The next day I got a call from the NGO. They said they’d done everything humanly possible, but it wasn’t going to be Olga. Instead they talked to me about Mariam, or María, a twelve-year-old Saharan girl who had lost her father in the war, a lovely girl, they said, and very clever for her age. Olga was twelve as well, I thought, and then I remembered her birthday and realized that I hadn’t even sent her a card, and before I knew it I was crying, while the guy from the NGO went on giving me information about Mariam; she’d seen all sorts of atrocities, he said, and yet had somehow preserved her innocence. What do you mean? I asked. That’s she’s still a girl, in spite of everything she’s been through. But she’s twelve, I said. You haven’t seen what I’ve seen, Lucía, he said in a velvety voice. The guy was trying to hit on me! He started telling me stories, not about the children, but about things that had happened to him. You have to travel a lot in this job. I travel a lot too, I said. I know, he said. For a while we talked about our respective travels. Then I agreed to foster Mariam and we said good-bye and hung up.
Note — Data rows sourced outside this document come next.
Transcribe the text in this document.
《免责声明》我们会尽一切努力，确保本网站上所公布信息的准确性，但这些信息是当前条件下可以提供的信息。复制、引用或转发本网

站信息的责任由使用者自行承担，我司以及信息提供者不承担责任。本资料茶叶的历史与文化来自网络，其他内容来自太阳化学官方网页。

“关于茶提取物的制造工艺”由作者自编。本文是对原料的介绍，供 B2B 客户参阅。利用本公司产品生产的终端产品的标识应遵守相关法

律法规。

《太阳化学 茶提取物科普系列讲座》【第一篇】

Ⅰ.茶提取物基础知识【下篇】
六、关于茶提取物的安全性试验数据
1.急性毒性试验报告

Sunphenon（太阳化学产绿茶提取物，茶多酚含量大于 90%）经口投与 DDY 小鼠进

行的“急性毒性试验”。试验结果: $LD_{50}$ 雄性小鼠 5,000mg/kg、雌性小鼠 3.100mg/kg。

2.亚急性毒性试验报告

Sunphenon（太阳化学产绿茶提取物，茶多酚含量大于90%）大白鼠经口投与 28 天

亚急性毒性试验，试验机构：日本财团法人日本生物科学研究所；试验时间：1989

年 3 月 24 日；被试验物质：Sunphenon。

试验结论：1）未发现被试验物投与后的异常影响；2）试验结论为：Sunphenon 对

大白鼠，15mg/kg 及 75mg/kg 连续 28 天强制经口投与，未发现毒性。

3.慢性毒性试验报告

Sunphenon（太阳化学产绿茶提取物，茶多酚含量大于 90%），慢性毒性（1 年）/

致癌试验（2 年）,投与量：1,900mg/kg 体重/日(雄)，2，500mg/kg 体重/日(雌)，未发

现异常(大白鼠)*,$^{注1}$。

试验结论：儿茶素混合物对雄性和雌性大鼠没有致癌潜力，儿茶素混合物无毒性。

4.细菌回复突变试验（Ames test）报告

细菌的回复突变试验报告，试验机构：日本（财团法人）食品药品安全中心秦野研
The only people I told were my parents and my sister. I didn’t say anything to Gorka. Partly because he wasn’t in Madrid (he’d gone to Mallorca for a sailing regatta), partly because I’m an independent woman and it was my decision and mine alone. Naturally, Gorka had plans for the summer, vague plans to go to an island in the Caribbean, and then to find a place in Mallorca, near his sailing friends, where we could stay till the beginning of September. I adore the sea. And I enjoy the regattas. I’m actually a better sailor than Gorka, who took it up quite recently (I’ve been sailing since I was a child), but like the rest of us, he’s entitled to waste his time however he sees fit.

DEATH OF ULISES

Belano, our dear Arturo Belano, returns to Mexico City. More than twenty years have passed since the last time he was there. The plane is flying over the city, and he wakes with a start. The uneasiness he has felt throughout the trip intensifies. At the airport in Mexico City he has to catch a connecting flight to Guadalajara, for the Book Fair, to which he’s been invited. Belano is now a fairly well-known author and is often invited to international events, although he doesn’t travel much. This is his first trip to Mexico in more than twenty years. Last year he had two invitations and he pulled out at the last minute. The year before last he had four and he pulled out at the last minute. I can’t remember how many invitations he had three years ago, but he pulled out at the last minute. Still, here he is in Mexico, in the Mexico City airport, following a group of perfect strangers who are heading toward the transit zone to catch the plane to Guadalajara. The corridor leads through a labyrinth of glass. Belano is the last in line. His steps are increasingly slow and hesitant. In a waiting room he spots a young Argentine writer who is also going to Guadalajara. Belano immediately takes cover behind a pillar. The Argentine is reading the paper, whose cultural supplement — maybe that’s what he’s reading — is entirely devoted to the Book Fair. After a few moments, he looks up and glances around, as if he knew he was being observed, but he doesn’t see Belano, and his gaze returns to the paper. After a while a very beautiful woman approaches the Argentine and kisses him from behind. Belano knows her. She’s a Mexican, born in Guadalajara. The Argentine man and the Mexican woman both live in Barcelona, together, and Belano is a friend of theirs. The Mexican woman and the Argentine man exchange a few words. Somehow both of them have sensed that they are being watched. Belano tries to read their lips, but he can’t work out what they’re saying. He doesn’t leave his hiding place until their backs are turned. By the time he can finally escape from that corridor, the line of passengers heading for the connecting flight to Guadalajara has disappeared, and Belano realizes, with a deepening sense of relief, that he has no desire to go to Guadalajara and take part in the Book Fair; what he wants to do is to stay in Mexico City. And that is what he does. He heads for the exit. His passport is examined, and soon he’s outside, looking for a taxi.